The following describes the practical application of the method for genetic testing before embryo implantation according to the invention by means of 3 specific examples.
Example 1: the method carries out genetic detection before embryo implantation on a family of a single gene disease with micro-repeated variation
1. Family conditions:
male (P10001) and female (P10003): 10q24.31-10q24.32 region at least 610kb repeat
Array-CGH results: 10q24.31 (102 832 650-103 511 083). Times.3;
wife (P10002): negative;
2. family analysis strategy: and (3) carrying out typing and pathogenic chain analysis on a single sample by using the detection method, and then carrying out SNP family linkage analysis on the whole genome of the chip to evaluate the accuracy of typing and excavating pathogenic variation by using the detection method.
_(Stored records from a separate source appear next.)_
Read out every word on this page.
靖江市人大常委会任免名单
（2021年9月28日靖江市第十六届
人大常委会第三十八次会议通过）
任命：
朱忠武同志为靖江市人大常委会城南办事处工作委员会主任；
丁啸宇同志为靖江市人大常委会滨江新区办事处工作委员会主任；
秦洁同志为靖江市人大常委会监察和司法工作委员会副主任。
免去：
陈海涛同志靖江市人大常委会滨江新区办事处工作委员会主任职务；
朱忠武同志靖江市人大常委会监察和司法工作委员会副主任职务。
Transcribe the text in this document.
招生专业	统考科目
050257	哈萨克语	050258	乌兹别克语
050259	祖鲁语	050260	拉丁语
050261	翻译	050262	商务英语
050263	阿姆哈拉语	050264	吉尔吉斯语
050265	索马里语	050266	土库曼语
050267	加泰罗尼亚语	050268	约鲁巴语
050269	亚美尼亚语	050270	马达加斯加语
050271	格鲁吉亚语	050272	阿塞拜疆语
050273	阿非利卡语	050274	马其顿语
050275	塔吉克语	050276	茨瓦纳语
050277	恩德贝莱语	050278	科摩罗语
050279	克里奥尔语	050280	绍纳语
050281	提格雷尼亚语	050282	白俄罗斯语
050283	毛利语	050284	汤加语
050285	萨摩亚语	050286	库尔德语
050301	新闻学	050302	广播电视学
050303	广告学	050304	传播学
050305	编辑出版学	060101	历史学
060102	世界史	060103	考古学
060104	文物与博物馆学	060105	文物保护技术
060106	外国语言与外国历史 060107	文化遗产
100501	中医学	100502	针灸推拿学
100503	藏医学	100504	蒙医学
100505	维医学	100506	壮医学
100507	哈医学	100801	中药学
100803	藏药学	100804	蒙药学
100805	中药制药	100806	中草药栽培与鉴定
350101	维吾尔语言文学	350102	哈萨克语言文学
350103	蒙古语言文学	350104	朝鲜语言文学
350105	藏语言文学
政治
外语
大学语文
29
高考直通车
3. Third generation sequencing of (P10001, P10002, P10003) 3 samples respectively
4. And (5) machine-starting data analysis:
4.1 third generation sequencing results are put off, the results are shown in a table I, and the quality control reaches the standard;
(Q value >7, mean_length >10kb, total Base > 90G)
List one
4.2 mutation detection:
4.2.1: the depth analysis of the adjacent areas shows that the depth of the target areas of the samples P10001 and P10003 is obviously increased as shown in a table II, and the left and right side breakpoints are respectively as follows: chr10, 102829554; chr10, 103513462;
watch II
4.2.2 locating the breakpoint by IGV genome breakpoint visualization software, as shown in FIG. 3, it is intuitively visible that the chr10:102829554-103513462 is repeated, and the left and right breakpoints are respectively: chr10, 102829554; chr10, 103513462;
4.2.3 separately and respectively carrying out haplotype typing on the 3 samples, wherein the haplotype after correction through a parting decision tree and a neural network model is shown in figure 4;
4.2.4 haplotype typing binding depth analysis, the results are shown in Table three, and HP2 of samples P10001 and P10003 can be seen as pathogenic chains;
watch III
5. And (3) verification: through the verification of the SNP family linkage analysis of the whole genome of the chip, the verification result is shown in figure 5, and the consistency of the three-generation sequencing typing result and the family linkage analysis result is verified.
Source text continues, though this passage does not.